Aujourd’hui, APM poursuit la professionnalisation de son activité avec la volonté de ne rien perdre au niveau « humain ».

Des nouveaux outils de communication interne sont mis en place. L’objectif ? Permettre aux bénévoles en nombre grandissant de se connaître ; échanger et donner du retour sur les objectifs atteints de l’association… Quand les dons arrivent et transforment des vies…

L’association continue de se renouveler. Outre le prochain « Baguettes et Fourchettes fait son marché», prévu pour septembre, un projet « d’upcycling » est en cours de lancement.
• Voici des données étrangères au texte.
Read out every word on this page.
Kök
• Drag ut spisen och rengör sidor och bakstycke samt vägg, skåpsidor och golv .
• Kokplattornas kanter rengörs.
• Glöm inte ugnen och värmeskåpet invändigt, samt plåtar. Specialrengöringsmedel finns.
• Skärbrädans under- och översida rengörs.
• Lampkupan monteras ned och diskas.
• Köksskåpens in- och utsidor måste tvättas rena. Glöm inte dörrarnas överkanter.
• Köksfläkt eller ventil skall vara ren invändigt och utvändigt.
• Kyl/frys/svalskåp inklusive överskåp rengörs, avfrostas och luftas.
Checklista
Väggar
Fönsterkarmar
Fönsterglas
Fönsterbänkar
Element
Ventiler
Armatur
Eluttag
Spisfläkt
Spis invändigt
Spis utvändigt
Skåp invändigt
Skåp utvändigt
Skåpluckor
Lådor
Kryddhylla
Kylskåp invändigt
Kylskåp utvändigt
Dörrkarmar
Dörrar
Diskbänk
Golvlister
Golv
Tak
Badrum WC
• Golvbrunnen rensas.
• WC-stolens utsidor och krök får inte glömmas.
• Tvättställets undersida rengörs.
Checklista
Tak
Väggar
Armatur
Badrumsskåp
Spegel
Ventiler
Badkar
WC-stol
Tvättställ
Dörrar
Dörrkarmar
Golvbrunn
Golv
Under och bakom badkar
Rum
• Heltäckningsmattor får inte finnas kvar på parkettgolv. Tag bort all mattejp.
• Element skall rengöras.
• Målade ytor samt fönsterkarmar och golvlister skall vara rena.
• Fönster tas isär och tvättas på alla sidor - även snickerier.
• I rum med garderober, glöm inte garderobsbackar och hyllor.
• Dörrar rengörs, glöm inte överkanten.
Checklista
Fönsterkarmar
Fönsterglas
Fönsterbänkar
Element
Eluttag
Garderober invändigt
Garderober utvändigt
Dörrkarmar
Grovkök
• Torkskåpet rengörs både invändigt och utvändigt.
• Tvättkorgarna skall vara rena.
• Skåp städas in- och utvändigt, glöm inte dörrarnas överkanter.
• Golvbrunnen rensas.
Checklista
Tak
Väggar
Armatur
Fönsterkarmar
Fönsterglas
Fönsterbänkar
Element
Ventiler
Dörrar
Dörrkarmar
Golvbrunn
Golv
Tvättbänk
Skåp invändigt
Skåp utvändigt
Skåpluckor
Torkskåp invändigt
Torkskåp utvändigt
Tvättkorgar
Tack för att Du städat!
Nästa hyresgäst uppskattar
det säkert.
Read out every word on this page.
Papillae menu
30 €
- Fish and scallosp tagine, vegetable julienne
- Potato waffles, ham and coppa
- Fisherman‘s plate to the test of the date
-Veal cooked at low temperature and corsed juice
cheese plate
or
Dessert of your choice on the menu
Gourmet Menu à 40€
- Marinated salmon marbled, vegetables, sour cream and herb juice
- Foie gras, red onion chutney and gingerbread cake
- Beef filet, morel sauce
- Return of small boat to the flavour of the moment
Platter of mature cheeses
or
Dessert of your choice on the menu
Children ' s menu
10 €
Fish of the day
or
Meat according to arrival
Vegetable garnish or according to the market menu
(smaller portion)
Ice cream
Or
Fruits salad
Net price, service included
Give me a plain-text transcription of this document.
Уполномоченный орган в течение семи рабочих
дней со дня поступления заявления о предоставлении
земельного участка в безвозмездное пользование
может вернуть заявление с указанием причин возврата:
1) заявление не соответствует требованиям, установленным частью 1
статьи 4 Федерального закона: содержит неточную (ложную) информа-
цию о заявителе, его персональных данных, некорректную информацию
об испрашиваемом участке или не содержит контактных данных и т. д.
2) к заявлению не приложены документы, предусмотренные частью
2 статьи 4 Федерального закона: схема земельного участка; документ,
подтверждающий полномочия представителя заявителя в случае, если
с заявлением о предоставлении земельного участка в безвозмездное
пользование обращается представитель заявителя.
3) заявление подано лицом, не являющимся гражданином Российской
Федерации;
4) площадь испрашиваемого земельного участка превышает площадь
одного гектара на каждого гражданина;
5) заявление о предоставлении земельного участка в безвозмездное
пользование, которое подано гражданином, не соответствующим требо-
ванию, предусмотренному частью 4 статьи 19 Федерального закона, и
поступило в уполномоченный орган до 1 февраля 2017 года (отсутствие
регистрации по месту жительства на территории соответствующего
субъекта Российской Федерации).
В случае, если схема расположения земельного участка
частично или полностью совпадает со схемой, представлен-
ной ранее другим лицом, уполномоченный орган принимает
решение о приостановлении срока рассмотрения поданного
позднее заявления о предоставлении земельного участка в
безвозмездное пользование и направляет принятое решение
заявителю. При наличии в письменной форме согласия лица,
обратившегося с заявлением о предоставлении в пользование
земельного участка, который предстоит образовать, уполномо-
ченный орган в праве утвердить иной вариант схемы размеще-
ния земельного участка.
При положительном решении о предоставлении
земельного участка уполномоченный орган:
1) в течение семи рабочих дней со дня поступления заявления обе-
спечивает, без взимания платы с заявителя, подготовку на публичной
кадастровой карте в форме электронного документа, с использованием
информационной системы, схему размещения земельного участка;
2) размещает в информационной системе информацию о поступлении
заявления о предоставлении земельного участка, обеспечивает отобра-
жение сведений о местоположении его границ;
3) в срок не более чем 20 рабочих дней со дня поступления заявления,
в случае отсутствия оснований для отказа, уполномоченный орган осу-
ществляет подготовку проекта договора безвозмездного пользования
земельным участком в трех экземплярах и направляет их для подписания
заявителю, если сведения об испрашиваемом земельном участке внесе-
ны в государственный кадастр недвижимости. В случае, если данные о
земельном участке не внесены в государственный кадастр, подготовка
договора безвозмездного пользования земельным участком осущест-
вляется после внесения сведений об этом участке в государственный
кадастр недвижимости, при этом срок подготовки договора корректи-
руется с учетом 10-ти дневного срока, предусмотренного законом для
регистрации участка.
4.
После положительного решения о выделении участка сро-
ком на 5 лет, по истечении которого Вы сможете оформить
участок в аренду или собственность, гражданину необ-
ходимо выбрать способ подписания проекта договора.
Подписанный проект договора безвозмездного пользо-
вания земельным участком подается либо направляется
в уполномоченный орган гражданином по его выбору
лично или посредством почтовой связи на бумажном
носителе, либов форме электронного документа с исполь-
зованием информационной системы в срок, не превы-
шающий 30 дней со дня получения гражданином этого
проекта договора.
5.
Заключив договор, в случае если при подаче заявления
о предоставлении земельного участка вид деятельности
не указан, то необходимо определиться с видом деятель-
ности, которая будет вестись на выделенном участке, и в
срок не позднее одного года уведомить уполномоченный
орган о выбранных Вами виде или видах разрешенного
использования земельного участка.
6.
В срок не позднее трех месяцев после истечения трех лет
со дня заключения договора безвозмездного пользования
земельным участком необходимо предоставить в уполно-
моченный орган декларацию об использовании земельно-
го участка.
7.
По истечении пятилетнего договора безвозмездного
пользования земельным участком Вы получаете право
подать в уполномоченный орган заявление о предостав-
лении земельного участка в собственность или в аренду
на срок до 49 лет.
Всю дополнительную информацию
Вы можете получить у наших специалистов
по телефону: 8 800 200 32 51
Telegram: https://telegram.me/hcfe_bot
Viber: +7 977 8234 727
L’idée ? Donner de la valeur à tout ce qui ne peut être donné ou vendu. En effet, Anne le souligne, il est essentiel de donner des choses qui valorisent… Or bien des vêtements ou des objets réceptionnés par APM sont trop usés… Comment donner plus de valeurs à ces matériaux ? Comment aller au-delà de la valorisation au poids : En les transformant en objet design. C’est le principe de l’up-cycling… Les jeans troués deviendront des sacs ; les tissus des écharpes et les cravates que plus personnes ne portent, deviendront des colliers…. Dès lors qu’APM se lance dans la création d’objets, l’association franchit un nouveau cap. Créer de nouvelles sources de revenus ; aider une nouvelle catégorie de population en développant une production ; … A suivre.

Et la suite pour Anne…

Présidente depuis 4 ans, Anne aimerait passer la main en janvier prochain. A APM, les informations sont stockées dans les cerveaux et les ordi personnels, « il faut donc que ça tourne » dit-elle !!!!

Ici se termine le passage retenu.